Bref, voici un livre touffu et dense : dense par le nombre de pages (près de 400), touffu par les intrigues qui s’y croisent, relançant sans cesse le suspense dans une série de rebondissements qui vont conduire les héros jusqu’au cœur de Londres, dans un souterrain désaffecté. De la galerie de portraits un peu caricaturaux se détachent les deux détectives, le père et le fils, dont la relation est bien décrite par l’auteur, avec un mélange d’admiration et de déception de la part du fils.

L’humour –  britannique – enfin ajoute une dimension supplémentaire à ce roman.  Théorie du complot, livre aux pouvoirs étranges traversant les âges, passion pour les voitures et la technologie : on retrouve là  quelques-unes des caractéristiques de notre société.

Attendons le tome deux…

Go escargot go !

Go escargot go !
Elena et Jan Kroell
Editions du Rouergue, 2014

Éloge de la lenteur et du minimalisme

Par Michel Driol

goescargotConçu dans les années 1970 par un couple d’architectes, Elena et Jan Kroell, cet ouvrage est enfin édité. Le récit est minimaliste : un escargot sort de sa coquille pour aller faire ses courses, réalise qu’il est sorti du mauvais côté, et rentre à nouveau dans sa coquille… pour enfin en ressortir du bon côté, ce que laisser penser la 4ème de couverture.

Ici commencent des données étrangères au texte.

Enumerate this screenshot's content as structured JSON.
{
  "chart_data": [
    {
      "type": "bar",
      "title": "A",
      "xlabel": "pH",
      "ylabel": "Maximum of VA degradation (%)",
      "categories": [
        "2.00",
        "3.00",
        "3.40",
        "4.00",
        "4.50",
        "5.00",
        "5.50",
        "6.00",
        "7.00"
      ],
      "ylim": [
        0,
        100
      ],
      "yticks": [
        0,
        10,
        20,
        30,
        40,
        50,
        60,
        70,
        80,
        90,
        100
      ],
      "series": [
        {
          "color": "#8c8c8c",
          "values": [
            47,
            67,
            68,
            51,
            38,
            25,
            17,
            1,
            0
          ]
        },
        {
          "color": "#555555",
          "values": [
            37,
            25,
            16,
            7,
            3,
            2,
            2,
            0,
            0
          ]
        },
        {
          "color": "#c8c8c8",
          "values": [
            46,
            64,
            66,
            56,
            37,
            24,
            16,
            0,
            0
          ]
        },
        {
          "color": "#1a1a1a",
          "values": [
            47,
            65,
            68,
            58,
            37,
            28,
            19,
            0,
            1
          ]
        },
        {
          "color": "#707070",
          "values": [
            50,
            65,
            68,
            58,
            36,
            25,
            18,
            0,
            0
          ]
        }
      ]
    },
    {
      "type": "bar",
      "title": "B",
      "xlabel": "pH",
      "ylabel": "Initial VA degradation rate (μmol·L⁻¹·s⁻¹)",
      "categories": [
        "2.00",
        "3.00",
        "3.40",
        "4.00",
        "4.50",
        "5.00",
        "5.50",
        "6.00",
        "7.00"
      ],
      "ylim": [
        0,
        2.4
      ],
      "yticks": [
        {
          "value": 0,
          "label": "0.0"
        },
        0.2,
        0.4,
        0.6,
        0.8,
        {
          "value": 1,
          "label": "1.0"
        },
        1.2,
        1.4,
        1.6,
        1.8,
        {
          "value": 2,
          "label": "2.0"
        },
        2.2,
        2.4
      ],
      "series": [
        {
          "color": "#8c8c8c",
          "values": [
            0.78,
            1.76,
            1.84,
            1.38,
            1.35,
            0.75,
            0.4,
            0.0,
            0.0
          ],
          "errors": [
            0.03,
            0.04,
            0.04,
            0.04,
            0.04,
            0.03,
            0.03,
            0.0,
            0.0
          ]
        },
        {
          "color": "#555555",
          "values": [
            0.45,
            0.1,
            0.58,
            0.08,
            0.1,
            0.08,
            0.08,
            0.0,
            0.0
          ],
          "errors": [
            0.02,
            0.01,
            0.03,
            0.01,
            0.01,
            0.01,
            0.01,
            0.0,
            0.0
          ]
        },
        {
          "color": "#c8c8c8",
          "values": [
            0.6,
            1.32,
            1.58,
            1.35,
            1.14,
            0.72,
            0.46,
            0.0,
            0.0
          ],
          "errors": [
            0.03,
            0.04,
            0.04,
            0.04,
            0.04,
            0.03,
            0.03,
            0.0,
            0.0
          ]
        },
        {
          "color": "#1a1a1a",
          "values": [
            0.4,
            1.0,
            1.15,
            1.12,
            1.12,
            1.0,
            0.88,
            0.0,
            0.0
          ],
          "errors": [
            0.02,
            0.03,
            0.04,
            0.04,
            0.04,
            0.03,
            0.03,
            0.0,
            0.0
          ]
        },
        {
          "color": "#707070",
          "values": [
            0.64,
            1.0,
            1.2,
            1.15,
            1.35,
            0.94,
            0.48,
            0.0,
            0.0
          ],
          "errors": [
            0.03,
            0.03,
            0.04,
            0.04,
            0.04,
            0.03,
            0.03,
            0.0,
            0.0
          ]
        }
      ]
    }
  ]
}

Le texte est très simple, et s’amplifie de page en page à mesure que l’escargot sort. Mais c’est dans le silence que l’escargot rentre dans sa coquille, avant de proférer sa seule parole « Où avais-je donc la tête ». La typographie accompagne l’effet de lenteur, (présentation en colonne, distordant les mots, découpés en syllabes). Il nous situe dans un univers proche de celui de Jacques Roubaud, et cet escargot aurait bien sa place dans les Animaux de tout le monde

Quant au graphisme, influencé par les productions des deux architectes-auteurs, il est à base de formes géométriques à la limite de l’abstraction, que renforce le choix de deux couleurs, orange et marron. La sortie, puis la rentrée de l’escargot sont traités à façon de certains flip-books : la silhouette de l’escargot se reproduisant, de façon immuable, au centre de la page de droite. Avec humour, le mot go, qui renvient plusieurs fois, est traité graphiquement avec les composants de l’escargot…

Objet graphique et poétique original bien plus complexe qu’il n’y parait à première vue, cet album aura sa place dans tous les bons bestiaires.